Other possible head and neck procedures include:
- Tracheal shave. This is a procedure to minimize your thyroid cartilage or Adam's apple. During the procedure, a small incision will be made under your chin, in the shadow of your neck or in a skin fold to conceal the scar. Your surgeon will then reduce and reshape the cartilage.
- Lowering the hairline. Female hairlines tend to be located lower than male hairlines. During hairline lowering surgery, an incision is made at the meeting point of the hair-bearing and non-hair-bearing skin. The scalp is then raised, placed back and fixed to the bone. Excess forehead skin is removed.
- Hair transplantation. Men might experience hair loss. They also tend to have an M-shaped hairline that recedes at the temples, while women tend to have a rounded hairline. Hair transplantation can create a more feminine hairline. In this procedure, hair follicles from the back and side of the head are removed and transplanted to balding areas of the head and the temples.
You also might need skin-tightening surgery, such as a face-lift or other treatments.
After the procedure
After surgery, expect to experience pain, redness and swelling in your face, most noticeably in your eyes, nose, jaw and chin.

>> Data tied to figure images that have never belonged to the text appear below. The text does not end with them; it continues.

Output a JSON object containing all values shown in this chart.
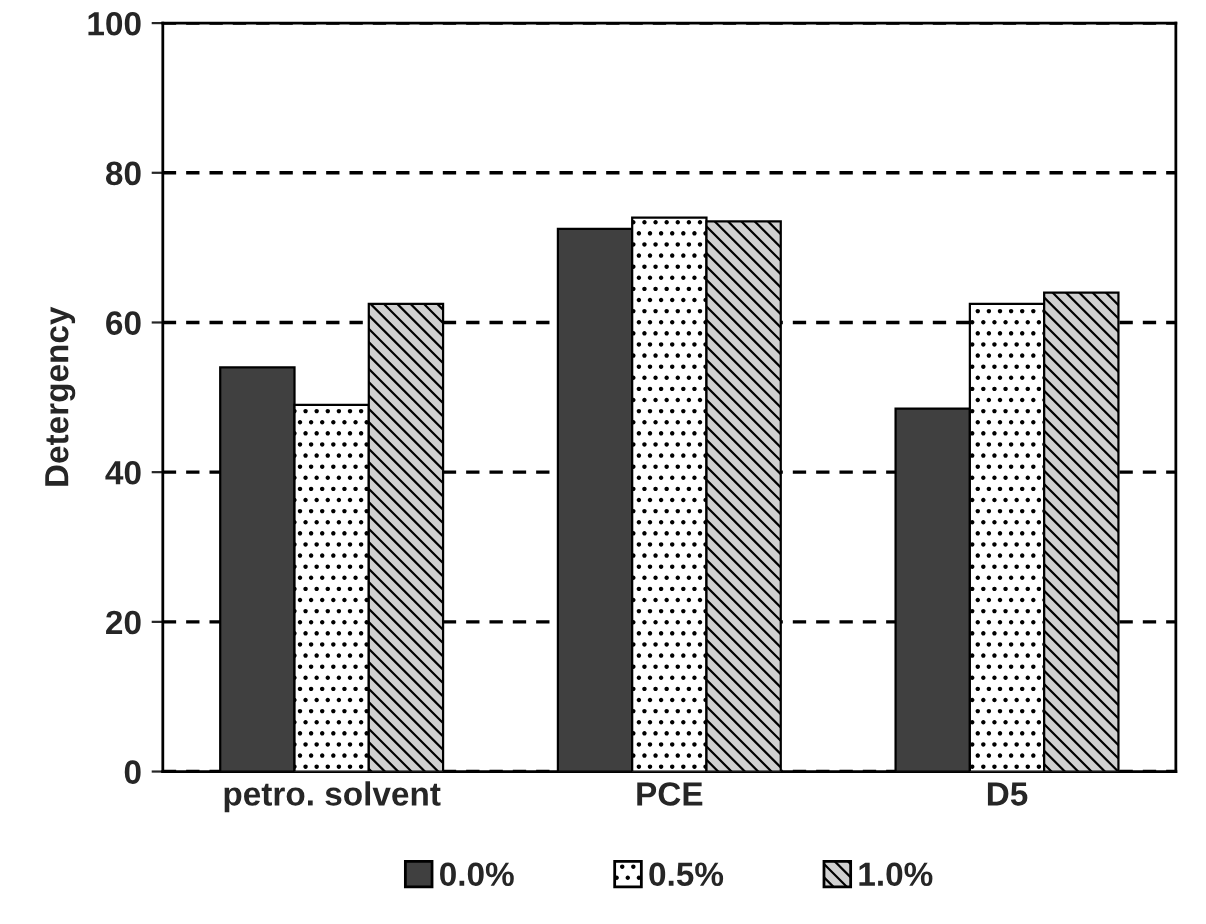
{
  "chart_data": {
    "type": "bar",
    "ylabel": "Detergency",
    "categories": [
      "petro. solvent",
      "PCE",
      "D5"
    ],
    "series": [
      {
        "name": "0.0%",
        "color": "#404040",
        "values": [
          54,
          72.5,
          48.5
        ]
      },
      {
        "name": "0.5%",
        "color": "#ffffff",
        "values": [
          49,
          74,
          62.5
        ]
      },
      {
        "name": "1.0%",
        "color": "#d0d0d0",
        "values": [
          62.5,
          73.5,
          64
        ]
      }
    ],
    "ylim": [
      0,
      100
    ],
    "yticks": [
      0,
      20,
      40,
      60,
      80,
      100
    ],
    "grid": "y",
    "legend": "bottom"
  }
}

Avoid overexertion for one month. You can begin moderate exercise within three to six months.
Chewing and swallowing might be difficult due to incisions and swelling. Your surgeon might recommend that you work with a nutritionist to make sure you get enough nutrients following surgery. A healthy diet is an important part of your recovery.
Results
Definitive and stable results might not appear until up to a year after facial feminization surgery. During your recovery period, you'll continue to talk to specialists involved in your treatment about the evolution of your facial features and any complications you experience.
Facial feminization surgery can be an important part of gender transition. Research suggests that these surgeries can dramatically improve the quality of life in transgender women.